Quando si sente dire da operatori sul campo, con amara e sincera sofferenza, che si è costretti a «scegliere» i contagiati da salvare, da far vivere, come nelle peggiori condizioni di guerra, si capisce che sta avvenendo qualcosa di tragico, che, oggettivamente, per uno stato di necessità che trascende principi forti di carattere morale, fa arretrare di molto le lancette dell’orologio, in un’età come la nostra in cui pensatori come Amartya Sen e, più specificamente, John Rawls, hanno dato un peso decisivo di civiltà alla giustizia come equità, cioè ai diritti dei più deboli, dei vecchi, dei malati, dei diversamente abili. Ed è significativo che sia l’Africa profonda a offrire al riguardo una lezione straordinaria, quando avverte, in un proverbio, che «ogni vecchio che muore è una biblioteca che brucia».
La domanda che si pone allora non è «dove stiamo andando». È invece: «dove stiamo rifluendo», «quale mondo ci sta risucchiando», «in quale spirale rischiamo di finire».
Non serve e non bisogna andare a caccia di untori: anche questo dà conto di un arretramento, civile, morale e culturale. Il governo del Paese, al di là di possibili indugi iniziali, si sta muovendo con energia, bisogna riconoscerlo, e, seppure con delle discordanze, lo stesso stanno facendo le Regioni. L’Italia è ormai resa, sostanzialmente, un’unica zona rossa. Ma tutto ciò basta? Intrecciamo le dita, lo speriamo fortemente, ma, è il caso di ribadirlo, potrebbe non bastare. Ed è questa insicurezza degli esiti, che verosimilmente è mancata nel mondo cinese, a fare la differenza e a creare disagio.
Allo stadio ormai raggiunto, il focolaio Italia può avere esiti immensi, imprevedibili, in tutti i sensi, come se ne sono avuti nel passato lungo, quando grandi epidemie, provenienti spesso dall’Asia, hanno flagellato il Mediterraneo e l’Europa.

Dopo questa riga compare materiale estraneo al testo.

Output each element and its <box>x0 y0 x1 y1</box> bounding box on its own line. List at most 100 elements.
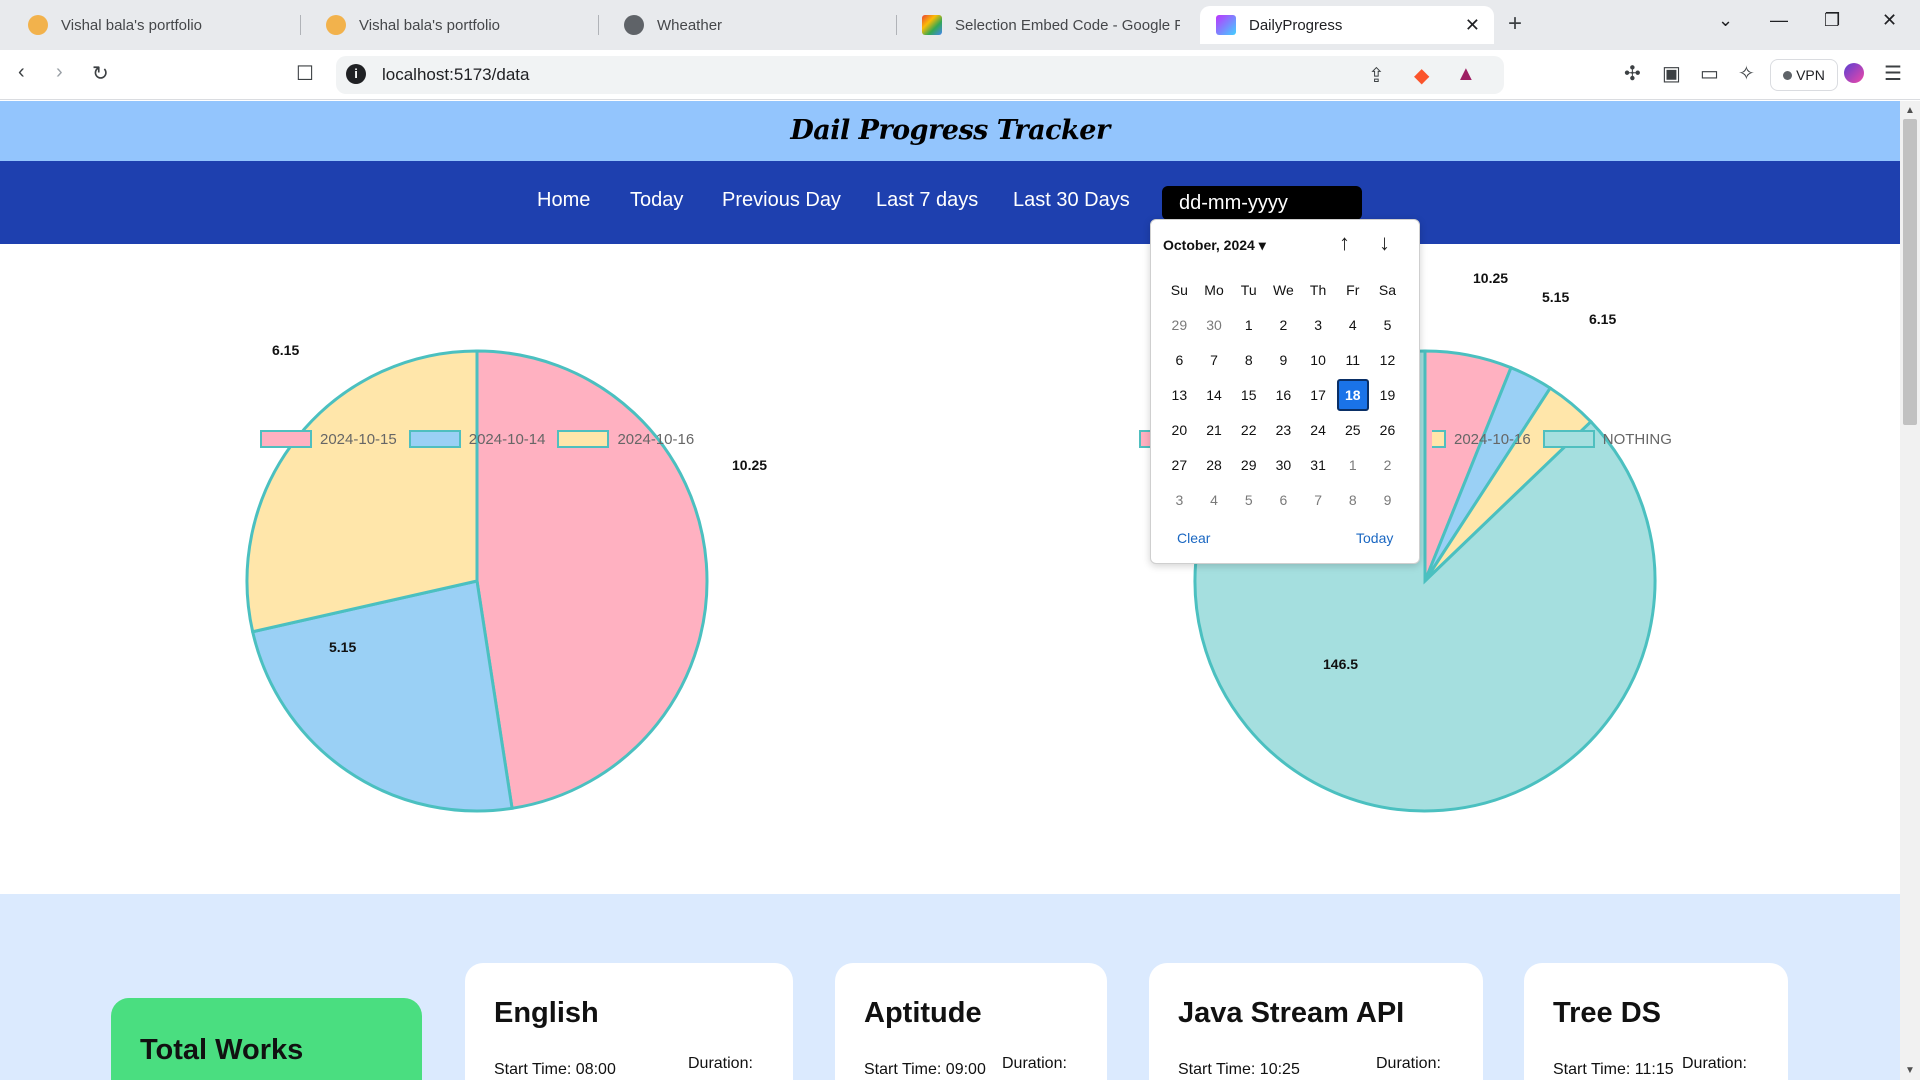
scrollbar-thumb[interactable] <box>1903 119 1917 425</box>
pie-slice[interactable] <box>475 349 709 811</box>
extensions-icon[interactable]: ✣ <box>1624 63 1641 85</box>
close-window-icon[interactable]: ✕ <box>1882 10 1898 30</box>
calendar-day[interactable]: 4 <box>1348 316 1357 333</box>
calendar-day[interactable]: 1 <box>1348 456 1357 473</box>
address-bar[interactable]: i localhost:5173/data ⇪ ◆ ▲ <box>336 56 1504 94</box>
calendar-day[interactable]: 13 <box>1171 386 1188 403</box>
calendar-day[interactable]: 4 <box>1210 491 1218 508</box>
calendar-day[interactable]: 27 <box>1171 456 1188 473</box>
calendar-day[interactable]: 21 <box>1206 421 1222 438</box>
close-tab-icon[interactable]: ✕ <box>1464 15 1480 35</box>
today-button[interactable]: Today <box>1356 530 1394 546</box>
legend-item[interactable]: 2024-10-16 <box>557 430 694 448</box>
calendar-day[interactable]: 3 <box>1175 491 1184 508</box>
pie-slice[interactable] <box>250 579 514 813</box>
work-card[interactable]: Tree DS Start Time: 11:15 Duration: <box>1524 963 1788 1080</box>
calendar-day[interactable]: 20 <box>1171 421 1188 438</box>
browser-tab[interactable]: Vishal bala's portfolio <box>310 6 600 44</box>
calendar-day[interactable]: 12 <box>1379 351 1396 368</box>
calendar-day[interactable]: 16 <box>1275 386 1292 403</box>
legend-item[interactable]: 2024-10-16 <box>1432 430 1531 448</box>
wallet-icon[interactable]: ▭ <box>1700 63 1719 85</box>
date-input[interactable]: dd-mm-yyyy <box>1162 186 1362 220</box>
nav-last-7-days[interactable]: Last 7 days <box>876 189 979 211</box>
new-tab-icon[interactable]: + <box>1508 10 1523 37</box>
calendar-day[interactable]: 30 <box>1206 316 1222 333</box>
calendar-day[interactable]: 11 <box>1345 351 1361 368</box>
pie-slice[interactable] <box>245 349 479 634</box>
calendar-day[interactable]: 1 <box>1244 316 1253 333</box>
work-card[interactable]: Aptitude Start Time: 09:00 Duration: <box>835 963 1107 1080</box>
browser-tab[interactable]: Vishal bala's portfolio <box>12 6 302 44</box>
restore-icon[interactable]: ❐ <box>1824 10 1841 30</box>
card-start-time: Start Time: 09:00 <box>864 1061 986 1078</box>
forward-icon[interactable]: › <box>56 61 63 83</box>
calendar-day[interactable]: 22 <box>1240 421 1257 438</box>
back-icon[interactable]: ‹ <box>18 61 25 83</box>
menu-icon[interactable]: ☰ <box>1884 63 1902 85</box>
browser-tab[interactable]: Wheather <box>608 6 898 44</box>
calendar-day[interactable]: 29 <box>1240 456 1257 473</box>
leo-ai-icon[interactable]: ✧ <box>1738 63 1755 85</box>
site-info-icon[interactable]: i <box>346 64 366 84</box>
nav-previous-day[interactable]: Previous Day <box>722 189 841 211</box>
scroll-down-icon[interactable]: ▼ <box>1905 1065 1915 1076</box>
calendar-day[interactable]: 6 <box>1175 351 1184 368</box>
page-scrollbar[interactable]: ▲ ▼ <box>1900 101 1920 1080</box>
scroll-up-icon[interactable]: ▲ <box>1905 105 1915 116</box>
bookmark-icon[interactable]: ☐ <box>296 63 314 85</box>
vpn-button[interactable]: VPN <box>1770 59 1838 91</box>
sidebar-icon[interactable]: ▣ <box>1662 63 1681 85</box>
nav-home[interactable]: Home <box>537 189 591 211</box>
calendar-day[interactable]: 17 <box>1310 386 1326 403</box>
legend-item[interactable]: 2024-10-14 <box>408 430 545 448</box>
work-card[interactable]: English Start Time: 08:00 Duration: <box>465 963 793 1080</box>
nav-last-30-days[interactable]: Last 30 Days <box>1013 189 1130 211</box>
tab-search-icon[interactable]: ⌄ <box>1718 10 1734 30</box>
legend-item[interactable]: 2024-10-15 <box>260 430 397 448</box>
calendar-day[interactable]: 28 <box>1206 456 1222 473</box>
site-header: Dail Progress Tracker <box>0 101 1900 161</box>
calendar-day[interactable]: 3 <box>1314 316 1322 333</box>
calendar-day[interactable]: 10 <box>1310 351 1326 368</box>
calendar-day[interactable]: 26 <box>1379 421 1396 438</box>
calendar-day[interactable]: 9 <box>1279 351 1288 368</box>
next-month-icon[interactable]: ↓ <box>1379 230 1390 255</box>
browser-tab-active[interactable]: DailyProgress ✕ <box>1200 6 1494 44</box>
calendar-day[interactable]: 2 <box>1383 456 1392 473</box>
calendar-day[interactable]: 8 <box>1348 491 1357 508</box>
profile-icon[interactable] <box>1844 63 1864 83</box>
month-select[interactable]: October, 2024 ▾ <box>1163 237 1266 253</box>
calendar-day[interactable]: 5 <box>1244 491 1253 508</box>
legend-item[interactable]: NOTHING <box>1542 430 1672 448</box>
work-card[interactable]: Java Stream API Start Time: 10:25 Durati… <box>1149 963 1483 1080</box>
nav-today[interactable]: Today <box>630 189 684 211</box>
total-works-card[interactable]: Total Works <box>111 998 422 1080</box>
browser-tab[interactable]: Selection Embed Code - Google For <box>906 6 1196 44</box>
previous-month-icon[interactable]: ↑ <box>1339 230 1350 255</box>
calendar-day[interactable]: 25 <box>1344 421 1361 438</box>
brave-shield-icon[interactable]: ◆ <box>1414 65 1430 87</box>
calendar-day[interactable]: 7 <box>1314 491 1322 508</box>
calendar-day-selected[interactable]: 18 <box>1335 377 1370 412</box>
calendar-day[interactable]: 23 <box>1275 421 1292 438</box>
calendar-day[interactable]: 31 <box>1310 456 1326 473</box>
brave-rewards-icon[interactable]: ▲ <box>1456 63 1476 85</box>
calendar-day[interactable]: 2 <box>1279 316 1288 333</box>
calendar-day[interactable]: 6 <box>1279 491 1288 508</box>
calendar-day[interactable]: 15 <box>1240 386 1257 403</box>
calendar-day[interactable]: 30 <box>1275 456 1292 473</box>
reload-icon[interactable]: ↻ <box>92 63 109 85</box>
calendar-day[interactable]: 14 <box>1206 386 1222 403</box>
minimize-icon[interactable]: — <box>1770 10 1788 30</box>
calendar-day[interactable]: 29 <box>1171 316 1188 333</box>
calendar-day[interactable]: 5 <box>1383 316 1392 333</box>
calendar-day[interactable]: 19 <box>1379 386 1396 403</box>
calendar-day[interactable]: 7 <box>1210 351 1218 368</box>
share-icon[interactable]: ⇪ <box>1368 65 1385 87</box>
calendar-day[interactable]: 24 <box>1310 421 1326 438</box>
chart-2-legend-visible: 2024-10-16 NOTHING <box>1432 430 1684 448</box>
calendar-day[interactable]: 8 <box>1244 351 1253 368</box>
calendar-day[interactable]: 9 <box>1383 491 1392 508</box>
clear-button[interactable]: Clear <box>1177 530 1211 546</box>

Vorrei proporre allora una riflessione. Esiste una Unione Europea. Esiste una Organizzazione Mondiale della Sanità. Esistono altre realtà sovranazionali. Esiste inoltre una tradizione di solidarietà allargate che si manifesta nei casi di grandi calamità, terremoti, inondazioni, maremoti, e così via. L’Italia, senza dover rinunciare ad un grammo del proprio orgoglio civile, deve manifestare e porre nero su bianco una grande richiesta d’aiuto. È importante che dall’Europa e da altri continenti arrivino nel nostro Paese eserciti di virologi, rianimatori, anestesisti, infermieri. È importante che giungano inoltre convogli di tir con strumenti e presìdi sanitari, apparecchi per la ventilazione respiratoria, mascherine, strutture prefabbricate e altro, che in questo momento scarseggiano in maniera drammatica.
L’Organizzazione Mondiale della Sanità, in particolare, non può limitarsi a ringraziare il governo italiano per quanto sta facendo. Occorre che si faccia di più, in tempi strettissimi. È importante che si inneschi una grande mobilitazione istituzionale e civile, ed è fondamentale che lo spegnimento del “focolaio Italia” passi ai primissimi posti dell’agenda politica globale.
Senza che tutto ciò avvenga si può solo sperare, e sperare, come testimonia appunto la storia, non basta a scongiurare il baratro.”